Divide(10, 3, out int q, out int r);  // q=3, r=1

// params — variable number of arguments
static int Sum(params int[] nums) => nums.Sum();
Sum(1, 2, 3, 4);   // 10

10. Classes & OOP

public class Person
{
    // Properties (preferred over public fields)
    public string Name  { get; set; }
    public int    Age   { get; set; }
    private string _secret = "hidden";

    // Constructor
    public Person(string name, int age)
    {
        Name = name;
        Age  = age;
    }

    // Method
    public string Describe() =>
        $"{Name} is {Age} years old.";

    // Override ToString
    public override string ToString() => Name;
}

// Instantiate
var p = new Person("Alice", 30);
Console.WriteLine(p.Describe());   // Alice is 30 years old.

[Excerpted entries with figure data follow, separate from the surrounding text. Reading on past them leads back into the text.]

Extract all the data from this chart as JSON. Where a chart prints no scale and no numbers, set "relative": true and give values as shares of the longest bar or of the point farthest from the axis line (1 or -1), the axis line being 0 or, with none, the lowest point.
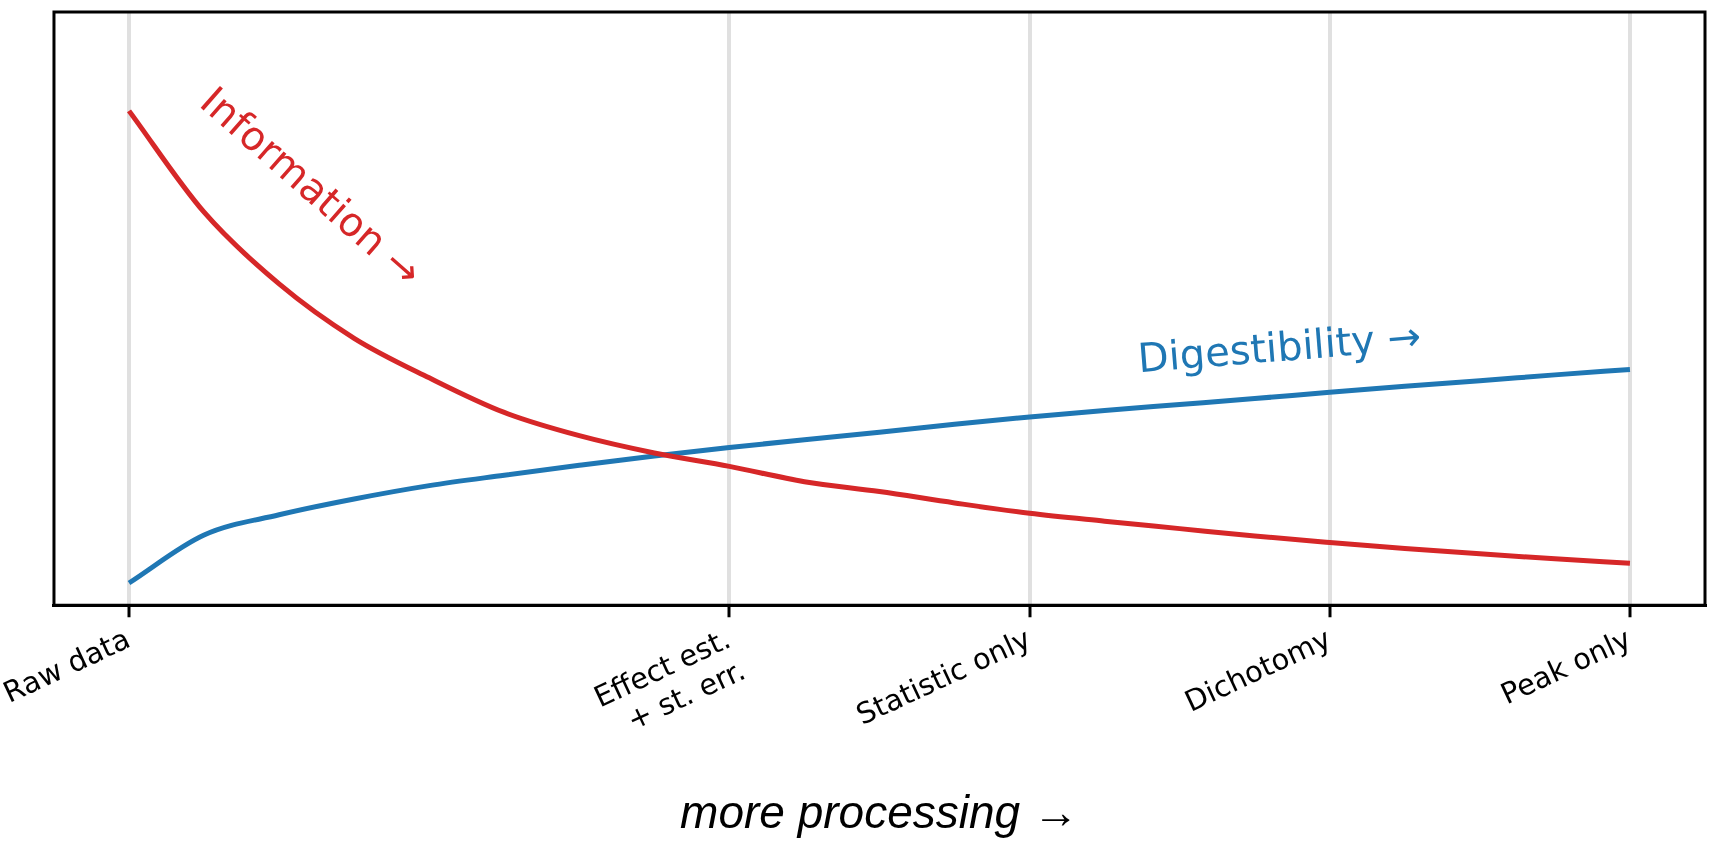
{
  "chart_data": {
    "type": "line",
    "relative": true,
    "xlabel": "more processing →",
    "categories": [
      "Raw data",
      null,
      null,
      null,
      null,
      null,
      null,
      null,
      "Effect est.\n+ st. err.",
      null,
      null,
      null,
      "Statistic only",
      null,
      null,
      null,
      "Dichotomy",
      null,
      null,
      null,
      "Peak only"
    ],
    "grid": "x",
    "legend": false,
    "marker": "none",
    "line_style": "solid",
    "series": [
      {
        "name": "Information →",
        "color": "#d62728",
        "values": [
          1,
          0.795,
          0.65,
          0.54,
          0.46,
          0.39,
          0.343,
          0.308,
          0.281,
          0.25,
          0.23,
          0.207,
          0.186,
          0.17,
          0.155,
          0.14,
          0.127,
          0.115,
          0.104,
          0.094,
          0.085
        ]
      },
      {
        "name": "Digestibility →",
        "color": "#1f77b4",
        "values": [
          0.045,
          0.142,
          0.183,
          0.215,
          0.242,
          0.263,
          0.283,
          0.302,
          0.319,
          0.335,
          0.35,
          0.366,
          0.381,
          0.394,
          0.406,
          0.418,
          0.431,
          0.443,
          0.454,
          0.466,
          0.477
        ]
      }
    ]
  }
}
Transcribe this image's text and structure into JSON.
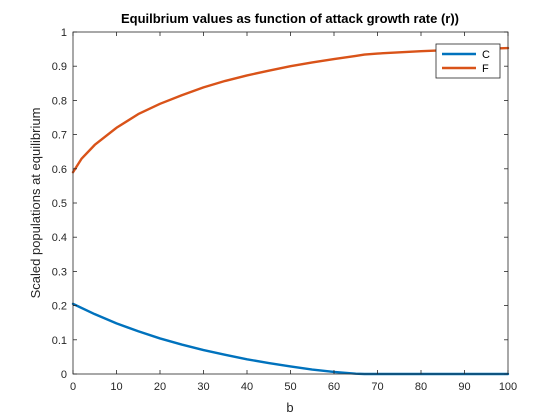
{
  "chart_data": {
    "type": "line",
    "title": "Equilbrium values as function of attack growth rate (r))",
    "xlabel": "b",
    "ylabel": "Scaled populations at equilibrium",
    "xlim": [
      0,
      100
    ],
    "ylim": [
      0,
      1
    ],
    "xticks": [
      0,
      10,
      20,
      30,
      40,
      50,
      60,
      70,
      80,
      90,
      100
    ],
    "yticks": [
      0,
      0.1,
      0.2,
      0.3,
      0.4,
      0.5,
      0.6,
      0.7,
      0.8,
      0.9,
      1
    ],
    "xtick_labels": [
      "0",
      "10",
      "20",
      "30",
      "40",
      "50",
      "60",
      "70",
      "80",
      "90",
      "100"
    ],
    "ytick_labels": [
      "0",
      "0.1",
      "0.2",
      "0.3",
      "0.4",
      "0.5",
      "0.6",
      "0.7",
      "0.8",
      "0.9",
      "1"
    ],
    "grid": false,
    "legend_position": "top-right",
    "series": [
      {
        "name": "C",
        "color": "#0072BD",
        "x": [
          0,
          5,
          10,
          15,
          20,
          25,
          30,
          35,
          40,
          45,
          50,
          55,
          60,
          65,
          67,
          70,
          80,
          90,
          100
        ],
        "y": [
          0.205,
          0.175,
          0.148,
          0.125,
          0.104,
          0.086,
          0.07,
          0.056,
          0.043,
          0.032,
          0.022,
          0.013,
          0.006,
          0.001,
          0.0,
          0.0,
          0.0,
          0.0,
          0.0
        ]
      },
      {
        "name": "F",
        "color": "#D95319",
        "x": [
          0,
          2,
          5,
          10,
          15,
          20,
          25,
          30,
          35,
          40,
          45,
          50,
          55,
          60,
          65,
          67,
          70,
          80,
          90,
          100
        ],
        "y": [
          0.59,
          0.63,
          0.67,
          0.72,
          0.76,
          0.79,
          0.815,
          0.838,
          0.857,
          0.873,
          0.887,
          0.9,
          0.911,
          0.921,
          0.93,
          0.934,
          0.937,
          0.944,
          0.949,
          0.953
        ]
      }
    ]
  }
}
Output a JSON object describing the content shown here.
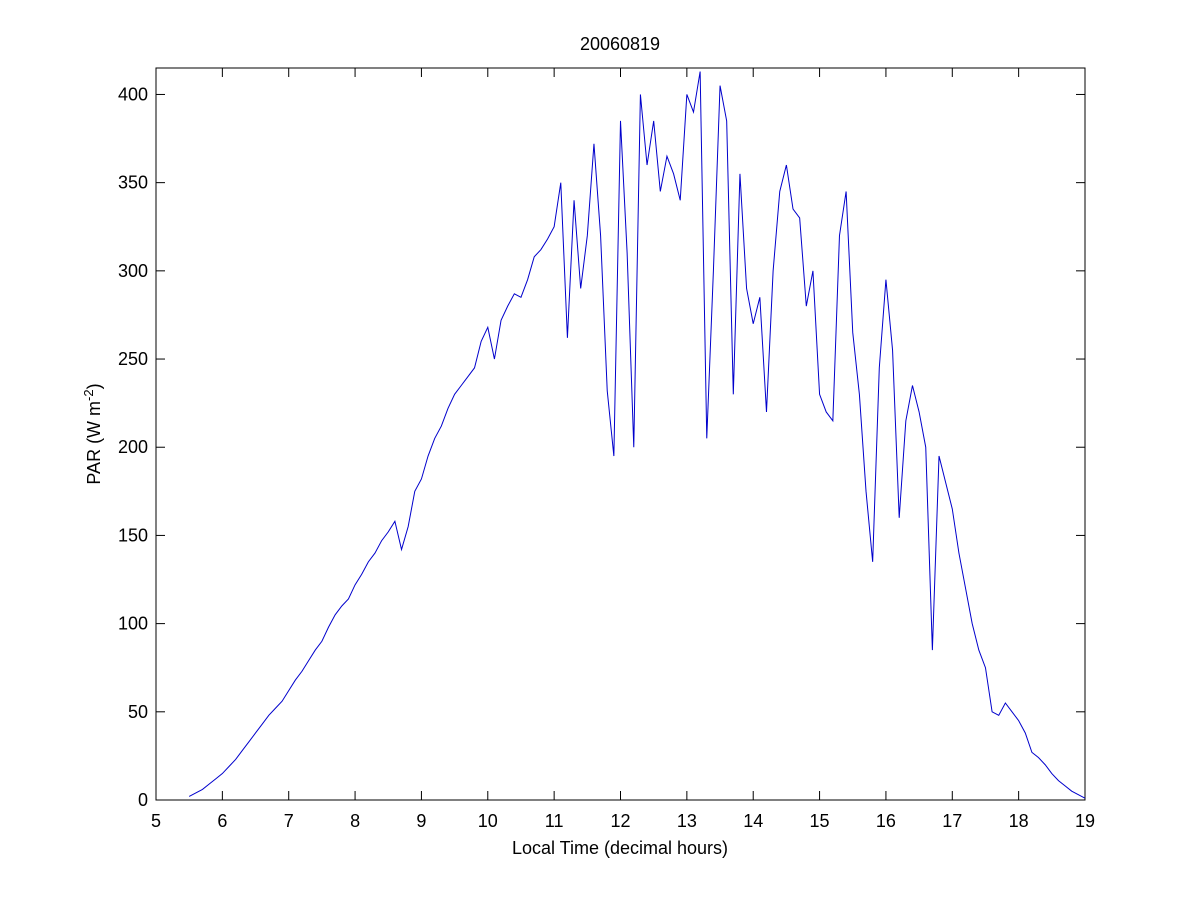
{
  "chart_data": {
    "type": "line",
    "title": "20060819",
    "xlabel": "Local Time (decimal hours)",
    "ylabel": {
      "text": "PAR (W m",
      "superscript": "-2",
      "suffix": ")"
    },
    "xlim": [
      5,
      19
    ],
    "xticks": [
      5,
      6,
      7,
      8,
      9,
      10,
      11,
      12,
      13,
      14,
      15,
      16,
      17,
      18,
      19
    ],
    "ylim": [
      0,
      415
    ],
    "yticks": [
      0,
      50,
      100,
      150,
      200,
      250,
      300,
      350,
      400
    ],
    "grid": false,
    "x": [
      5.5,
      5.6,
      5.7,
      5.8,
      5.9,
      6.0,
      6.1,
      6.2,
      6.3,
      6.4,
      6.5,
      6.6,
      6.7,
      6.8,
      6.9,
      7.0,
      7.1,
      7.2,
      7.3,
      7.4,
      7.5,
      7.6,
      7.7,
      7.8,
      7.9,
      8.0,
      8.1,
      8.2,
      8.3,
      8.4,
      8.5,
      8.6,
      8.7,
      8.8,
      8.9,
      9.0,
      9.1,
      9.2,
      9.3,
      9.4,
      9.5,
      9.6,
      9.7,
      9.8,
      9.9,
      10.0,
      10.1,
      10.2,
      10.3,
      10.4,
      10.5,
      10.6,
      10.7,
      10.8,
      10.9,
      11.0,
      11.1,
      11.2,
      11.3,
      11.4,
      11.5,
      11.6,
      11.7,
      11.8,
      11.9,
      12.0,
      12.1,
      12.2,
      12.3,
      12.4,
      12.5,
      12.6,
      12.7,
      12.8,
      12.9,
      13.0,
      13.1,
      13.2,
      13.3,
      13.4,
      13.5,
      13.6,
      13.7,
      13.8,
      13.9,
      14.0,
      14.1,
      14.2,
      14.3,
      14.4,
      14.5,
      14.6,
      14.7,
      14.8,
      14.9,
      15.0,
      15.1,
      15.2,
      15.3,
      15.4,
      15.5,
      15.6,
      15.7,
      15.8,
      15.9,
      16.0,
      16.1,
      16.2,
      16.3,
      16.4,
      16.5,
      16.6,
      16.7,
      16.8,
      16.9,
      17.0,
      17.1,
      17.2,
      17.3,
      17.4,
      17.5,
      17.6,
      17.7,
      17.8,
      17.9,
      18.0,
      18.1,
      18.2,
      18.3,
      18.4,
      18.5,
      18.6,
      18.7,
      18.8,
      18.9,
      19.0
    ],
    "series": [
      {
        "color": "#0000cc",
        "values": [
          2,
          4,
          6,
          9,
          12,
          15,
          19,
          23,
          28,
          33,
          38,
          43,
          48,
          52,
          56,
          62,
          68,
          73,
          79,
          85,
          90,
          98,
          105,
          110,
          114,
          122,
          128,
          135,
          140,
          147,
          152,
          158,
          142,
          155,
          175,
          182,
          195,
          205,
          212,
          222,
          230,
          235,
          240,
          245,
          260,
          268,
          250,
          272,
          280,
          287,
          285,
          295,
          308,
          312,
          318,
          325,
          350,
          262,
          340,
          290,
          320,
          372,
          320,
          232,
          195,
          385,
          310,
          200,
          400,
          360,
          385,
          345,
          365,
          355,
          340,
          400,
          390,
          413,
          205,
          300,
          405,
          385,
          230,
          355,
          290,
          270,
          285,
          220,
          300,
          345,
          360,
          335,
          330,
          280,
          300,
          230,
          220,
          215,
          320,
          345,
          265,
          230,
          175,
          135,
          245,
          295,
          255,
          160,
          215,
          235,
          220,
          200,
          85,
          195,
          180,
          165,
          140,
          120,
          100,
          85,
          75,
          50,
          48,
          55,
          50,
          45,
          38,
          27,
          24,
          20,
          15,
          11,
          8,
          5,
          3,
          1
        ]
      }
    ]
  }
}
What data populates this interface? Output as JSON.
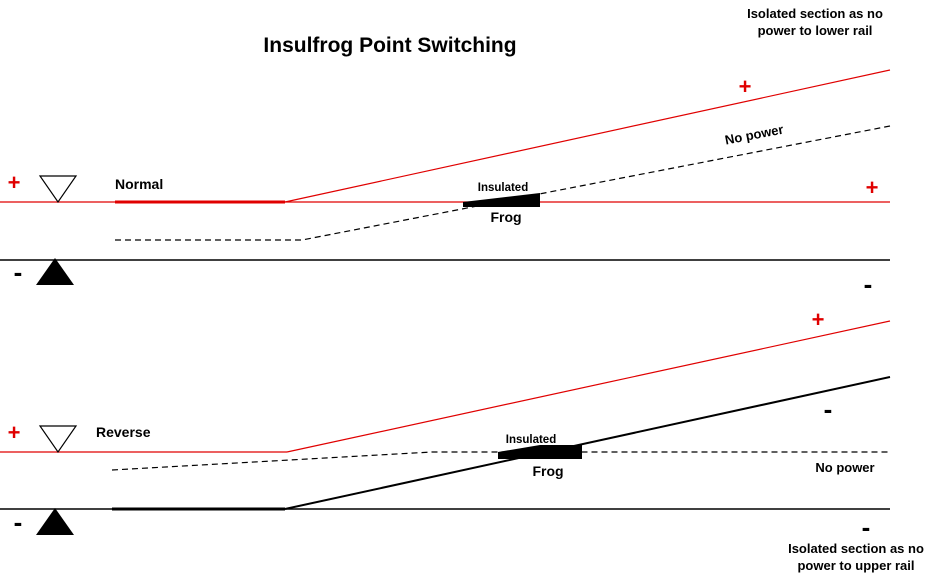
{
  "title": "Insulfrog Point Switching",
  "colors": {
    "positive": "#e00000",
    "negative": "#000000",
    "background": "#ffffff"
  },
  "normal": {
    "label": "Normal",
    "insulated_label": "Insulated",
    "frog_label": "Frog",
    "no_power_label": "No power",
    "isolated_note_line1": "Isolated section as no",
    "isolated_note_line2": "power to lower rail",
    "plus_sign": "+",
    "minus_sign": "-"
  },
  "reverse": {
    "label": "Reverse",
    "insulated_label": "Insulated",
    "frog_label": "Frog",
    "no_power_label": "No power",
    "isolated_note_line1": "Isolated section as no",
    "isolated_note_line2": "power to upper rail",
    "plus_sign": "+",
    "minus_sign": "-"
  }
}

// Object initialiser syntax
var p2 = new Person("Bob", 25) { Age = 26 };
ModifierAccess
publicAccessible from anywhere
privateOnly within the same class
protectedClass and derived classes
internalSame assembly only

11. Interfaces & Inheritance

Inheritance

public class Animal
{
    public string Name { get; set; }

    public virtual string Speak() => "...";
}

public class Dog : Animal
{
    public override string Speak() => $"{Name} says: Woof!";
}

var dog = new Dog { Name = "Rex" };
Console.WriteLine(dog.Speak());    // Rex says: Woof!

Interfaces

public interface IShape
{
    double Area();
    double Perimeter();
}

public class Circle : IShape
{
    public double Radius { get; set; }
    public double Area()      => Math.PI * Radius * Radius;
    public double Perimeter() => 2 * Math.PI * Radius;
}
A class can inherit from only one base class, but it can implement multiple interfaces.

12. Exception Handling

try
{
    int[] arr = { 1, 2, 3 };
    Console.WriteLine(arr[10]);   // throws IndexOutOfRangeException
}
catch (IndexOutOfRangeException ex)
{
    Console.WriteLine($"Index error: {ex.Message}");
}
catch (Exception ex)              // catch-all
{
    Console.WriteLine($"Error: {ex.Message}");
}
finally
{
    Console.WriteLine("Always runs — good for cleanup.");
}

// Throw your own exception
if (age < 0)
    throw new ArgumentException("Age cannot be negative.");
Only catch exceptions you can meaningfully handle. Let unexpected exceptions propagate rather than swallowing them silently.